Cahn and Carbone find that red families and the red states they fill with Republican/conservative votes have higher teen birth rates and higher divorce rates than blue families and blue Democrat/liberal states. What's happening here? Republican family values hypocrisy? Oh no—neocon fundies and us hippies alike are busting our chops to live up to our family values. It's just that the "red family system" doesn't fit our post-industrial economy:
Cahn: The red model of early marriage works really well if one breadwinner can support his family and where jobs are available and plentiful for high school grads. Unfortunately, that's not the economy we live in right now. In our economy, the more education you have, in most cases, the higher your income is going to be. It is hard to have a child and then provide the care you want and go to college to further your education. The red family model, while suited to particular times in the American economy and the American century, is not suited to needs of post-industrial economy that rewards investment in education and depends on two incomes as a way of family support.
...Cahn: The red family preaches breadwinner, and there is discontent when you want to be in the traditional breadwinner model and the economy won't allow that... In a red family, you might be working just at a minimum wage or you haven't had the time to further your education. Unfortunately you're less likely to be happy.
Carbone: The most recent studies show that couples who are less educated tend to have more traditional expectations about gender roles than college grads, but they also show that where the wife is working full-time and would prefer to have more time to spend with her children or in the home, she is very unhappy and more likely to divorce. The latest surveys show that couples who experience financial stress are more likely to divorce than they were a generation ago, and almost all twenty-something couples experience financial stress [emphases mine; Amy DePaul, "Why Do Red States Have the Worst 'Family Values'?" AlterNet, 2010.08.02].

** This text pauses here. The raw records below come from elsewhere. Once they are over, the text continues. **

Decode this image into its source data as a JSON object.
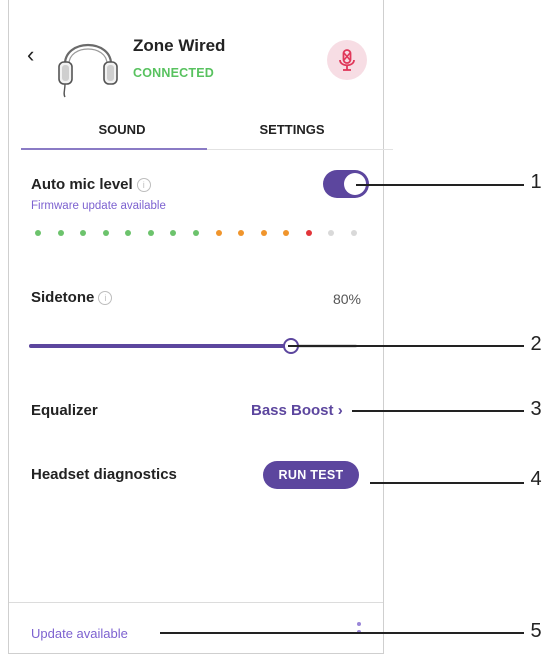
{
  "header": {
    "back_glyph": "‹",
    "device_name": "Zone Wired",
    "connection_status": "CONNECTED",
    "mic_icon": "mic-muted-icon"
  },
  "tabs": [
    {
      "label": "SOUND",
      "active": true
    },
    {
      "label": "SETTINGS",
      "active": false
    }
  ],
  "auto_mic": {
    "label": "Auto mic level",
    "info_glyph": "i",
    "note": "Firmware update available",
    "enabled": true,
    "level_dots": [
      "#6cc36c",
      "#6cc36c",
      "#6cc36c",
      "#6cc36c",
      "#6cc36c",
      "#6cc36c",
      "#6cc36c",
      "#6cc36c",
      "#f0952c",
      "#f0952c",
      "#f0952c",
      "#f0952c",
      "#e2353a",
      "#d9d9d9",
      "#d9d9d9"
    ]
  },
  "sidetone": {
    "label": "Sidetone",
    "info_glyph": "i",
    "value_text": "80%",
    "level": 0.8
  },
  "equalizer": {
    "label": "Equalizer",
    "value": "Bass Boost ›"
  },
  "diagnostics": {
    "label": "Headset diagnostics",
    "button": "RUN TEST"
  },
  "footer": {
    "update_text": "Update available",
    "menu_icon": "more-vertical-icon"
  },
  "callouts": [
    "1",
    "2",
    "3",
    "4",
    "5"
  ],
  "colors": {
    "accent": "#5c469e",
    "accent_light": "#7d62d0",
    "connected": "#58c25f",
    "mic_bg": "#f7dde4",
    "mic_icon": "#e0385a"
  }
}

As our esteemed SDSU philosophy prof David Nelson would have said, the higher levels of divorce among the traditional family values crowd is a hoop thing. Their worldview—their hoop—tells them that Dad ought to be able to go to work and make enough money to keep his family in pork chops and Sunday shoes, while Mom ought to be able to stay home and raise the kids right. Those values don't differ much from my wife's and mine. But in low-wage states like South Dakota, living those values is an enormous challenge. (78% of South Dakota kids younger than 6 have both parents working, the highest such percentage in the nation.) When your values tell you one thing and your wallet forces you to do something else, that's going to take a psychic toll. It busts your hoop... and maybe your family stability.

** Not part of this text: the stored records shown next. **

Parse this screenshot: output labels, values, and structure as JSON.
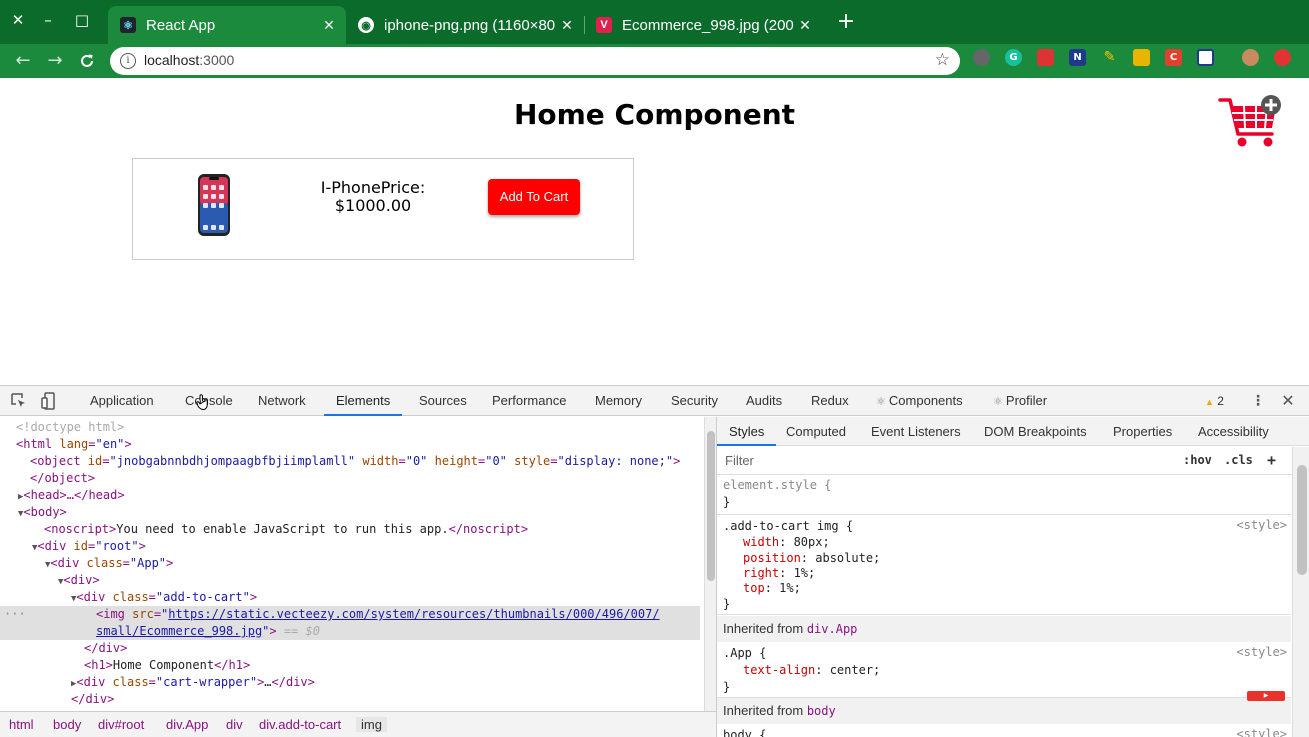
{
  "window": {
    "close": "✕",
    "minimize": "–",
    "maximize": "□"
  },
  "tabs": [
    {
      "title": "React App",
      "close": "✕"
    },
    {
      "title": "iphone-png.png (1160×80",
      "close": "✕"
    },
    {
      "title": "Ecommerce_998.jpg (200",
      "close": "✕"
    }
  ],
  "new_tab": "+",
  "toolbar": {
    "back": "←",
    "forward": "→",
    "reload": "C",
    "url_host": "localhost",
    "url_port": ":3000",
    "info": "i",
    "star": "☆"
  },
  "page": {
    "title": "Home Component",
    "product_name": "I-PhonePrice:",
    "product_price": "$1000.00",
    "add_to_cart_label": "Add To Cart"
  },
  "devtools": {
    "tabs": [
      "Application",
      "Console",
      "Network",
      "Elements",
      "Sources",
      "Performance",
      "Memory",
      "Security",
      "Audits",
      "Redux",
      "Components",
      "Profiler"
    ],
    "active_tab": "Elements",
    "warning_count": "2",
    "dom": {
      "doctype": "<!doctype html>",
      "html_open": "<html ",
      "html_lang_attr": "lang",
      "html_lang_val": "\"en\"",
      "object_line": "<object ",
      "object_id_attr": "id",
      "object_id_val": "\"jnobgabnnbdhjompaagbfbjiimplamll\"",
      "object_width_attr": "width",
      "object_width_val": "\"0\"",
      "object_height_attr": "height",
      "object_height_val": "\"0\"",
      "object_style_attr": "style",
      "object_style_val": "\"display: none;\"",
      "object_close": "</object>",
      "head": "<head>…</head>",
      "body_open": "<body>",
      "noscript_open": "<noscript>",
      "noscript_text": "You need to enable JavaScript to run this app.",
      "noscript_close": "</noscript>",
      "root_tag": "<div ",
      "root_attr": "id",
      "root_val": "\"root\"",
      "app_attr": "class",
      "app_val": "\"App\"",
      "div_open": "<div>",
      "addcart_val": "\"add-to-cart\"",
      "img_tag": "<img ",
      "img_src_attr": "src",
      "img_src_line1": "https://static.vecteezy.com/system/resources/thumbnails/000/496/007/",
      "img_src_line2": "small/Ecommerce_998.jpg",
      "img_eq": "== $0",
      "div_close": "</div>",
      "h1_open": "<h1>",
      "h1_text": "Home Component",
      "h1_close": "</h1>",
      "cartwrap_val": "\"cart-wrapper\"",
      "ellipsis": "…",
      "dots": "···"
    },
    "breadcrumbs": [
      "html",
      "body",
      "div#root",
      "div.App",
      "div",
      "div.add-to-cart",
      "img"
    ],
    "styles_tabs": [
      "Styles",
      "Computed",
      "Event Listeners",
      "DOM Breakpoints",
      "Properties",
      "Accessibility"
    ],
    "filter_placeholder": "Filter",
    "hov": ":hov",
    "cls": ".cls",
    "plus": "+",
    "element_style": "element.style {",
    "close_brace": "}",
    "rule1": {
      "selector": ".add-to-cart img {",
      "source": "<style>",
      "props": [
        {
          "name": "width",
          "value": "80px;"
        },
        {
          "name": "position",
          "value": "absolute;"
        },
        {
          "name": "right",
          "value": "1%;"
        },
        {
          "name": "top",
          "value": "1%;"
        }
      ]
    },
    "inherited1": {
      "label": "Inherited from ",
      "selector": "div.App"
    },
    "rule2": {
      "selector": ".App {",
      "source": "<style>",
      "props": [
        {
          "name": "text-align",
          "value": "center;"
        }
      ]
    },
    "inherited2": {
      "label": "Inherited from ",
      "selector": "body"
    },
    "rule3": {
      "selector": "body {",
      "source": "<style>"
    }
  },
  "colors": {
    "tab_strip": "#0b6b2a",
    "toolbar": "#1b8a3d",
    "button": "#ff0000"
  },
  "icons": {
    "cart": "cart-icon",
    "phone": "iphone-image",
    "inspect": "inspect-element-icon",
    "device": "device-toolbar-icon",
    "menu": "kebab-menu-icon",
    "close": "close-icon"
  }
}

Cahn and Carbone cite Utah as a notable exception to the red-divorce trend. Utah has the lowest percentage of little kids with both parents working—just 52%. Cahn and Carbone say the shared religious commitment of Utahns provides more community support for putting family values into practice.
At the same time, Cahn and Carbone suggest that support for gay marriage may strengthen marriage and family values. Corrleation isn't causation, but consider: blue states tend to have more support for same-sex unions, and blue states have lower divorce rates. Hmm....

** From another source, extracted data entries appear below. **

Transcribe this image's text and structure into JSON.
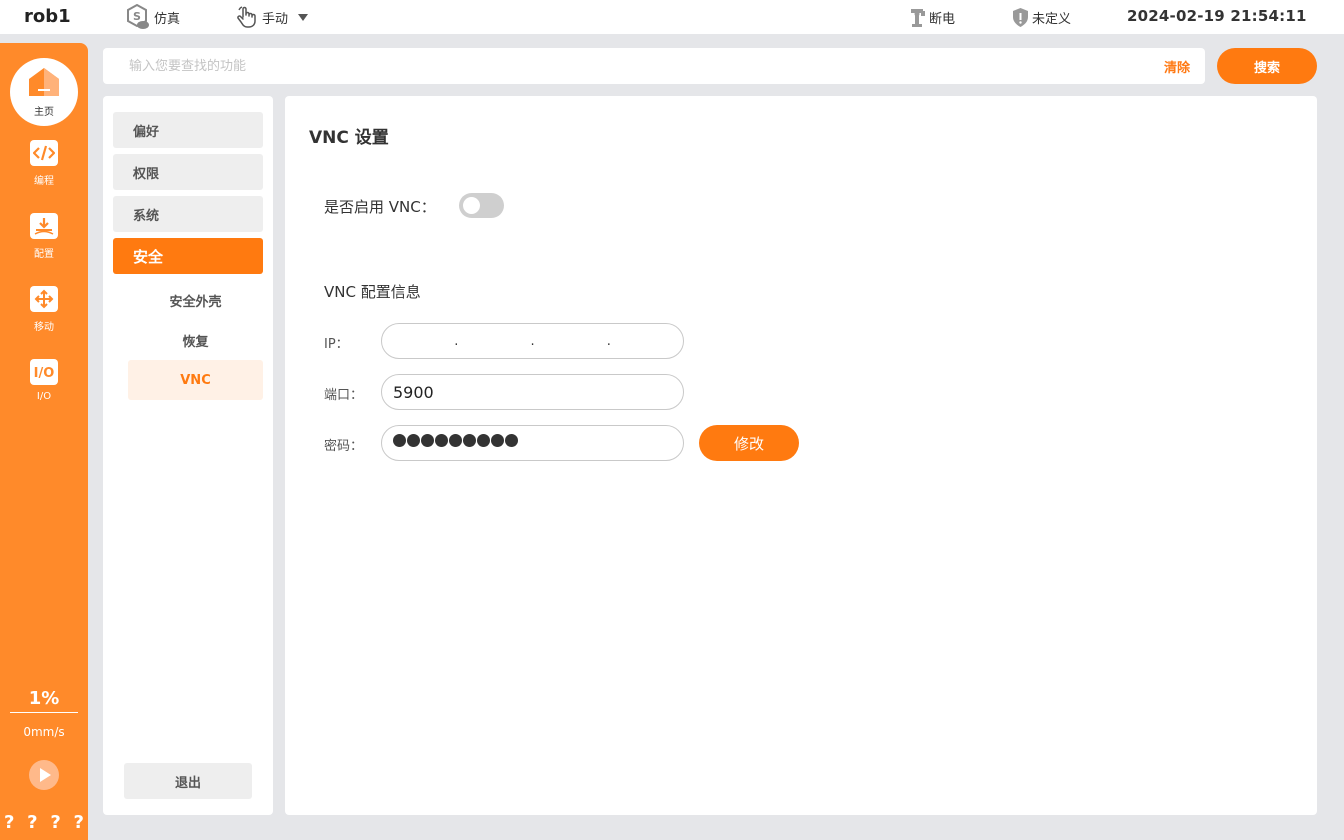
{
  "topbar": {
    "robot_name": "rob1",
    "sim_label": "仿真",
    "sim_icon": "simulation-s-icon",
    "mode_label": "手动",
    "mode_icon": "hand-pointer-icon",
    "power_label": "断电",
    "power_icon": "robot-arm-icon",
    "safety_label": "未定义",
    "safety_icon": "shield-icon",
    "datetime": "2024-02-19 21:54:11"
  },
  "leftnav": {
    "items": [
      {
        "label": "主页",
        "icon": "home-icon"
      },
      {
        "label": "编程",
        "icon": "code-icon"
      },
      {
        "label": "配置",
        "icon": "config-download-icon"
      },
      {
        "label": "移动",
        "icon": "move-arrows-icon"
      },
      {
        "label": "I/O",
        "icon": "io-icon"
      }
    ],
    "speed_percent": "1%",
    "speed_value": "0mm/s",
    "status_marks": [
      "?",
      "?",
      "?",
      "?"
    ]
  },
  "search": {
    "placeholder": "输入您要查找的功能",
    "value": "",
    "clear_label": "清除",
    "button_label": "搜索"
  },
  "menu": {
    "items": [
      {
        "label": "偏好"
      },
      {
        "label": "权限"
      },
      {
        "label": "系统"
      },
      {
        "label": "安全"
      }
    ],
    "active": "安全",
    "sub_items": [
      {
        "label": "安全外壳"
      },
      {
        "label": "恢复"
      },
      {
        "label": "VNC"
      }
    ],
    "active_sub": "VNC",
    "exit_label": "退出"
  },
  "vnc": {
    "title": "VNC 设置",
    "enable_label": "是否启用 VNC：",
    "enabled": false,
    "config_title": "VNC 配置信息",
    "ip_label": "IP：",
    "ip_segments": [
      "",
      "",
      "",
      ""
    ],
    "port_label": "端口：",
    "port_value": "5900",
    "password_label": "密码：",
    "password_dot_count": 9,
    "modify_label": "修改"
  },
  "colors": {
    "accent": "#ff7a10",
    "nav_bg": "#ff8a2a",
    "page_bg": "#e5e6e9"
  }
}
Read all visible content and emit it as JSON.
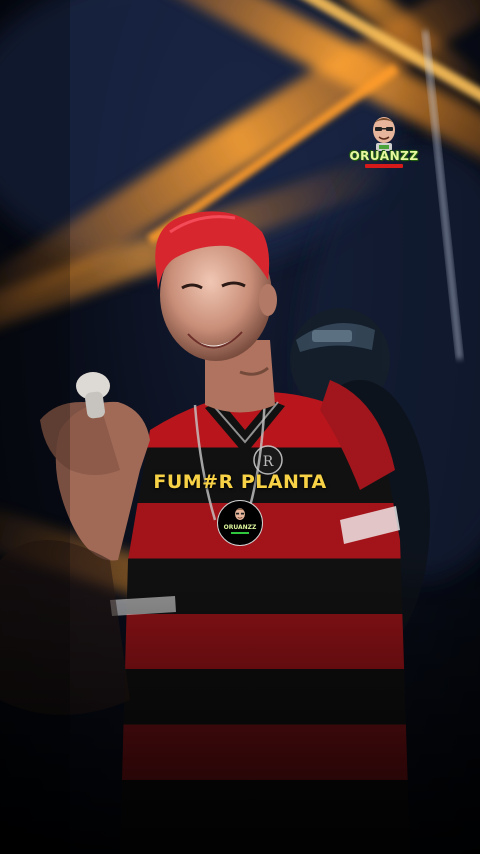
{
  "caption": "FUM#R PLANTA",
  "watermark": {
    "brand": "ORUANZZ"
  },
  "colors": {
    "caption": "#f7d146",
    "light_beams": "#ff8a1c",
    "jersey_red": "#b8161c",
    "jersey_black": "#111111",
    "hair": "#d8262f"
  }
}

Just last week, I heard one of our county commissioners talk about creating a new position for a county zoning inspector. He said offering $30K for the job was reasonable, since there are plenty of other county employees working for that amount or less, and since we can find plenty of potential workers who can send their spouse out to work as well. When we build county staff and policy around the assumption that both spouses will work, we make it harder to attract people to our community who want to live out traditional family values and, as my wife and I manage, have at least parent around the house for Junior more often than not.
Granted, the county can't just double every employee's salary to allow every spouse to quit and head home. But when we talk about threats to family values, we need to spend less time looking for bogeymen we can "otherize" and demonize. Instead we "family values" advocates (aren't we all family values advocates?) should concentrate on changing the realities of the economic soup in which we all swim.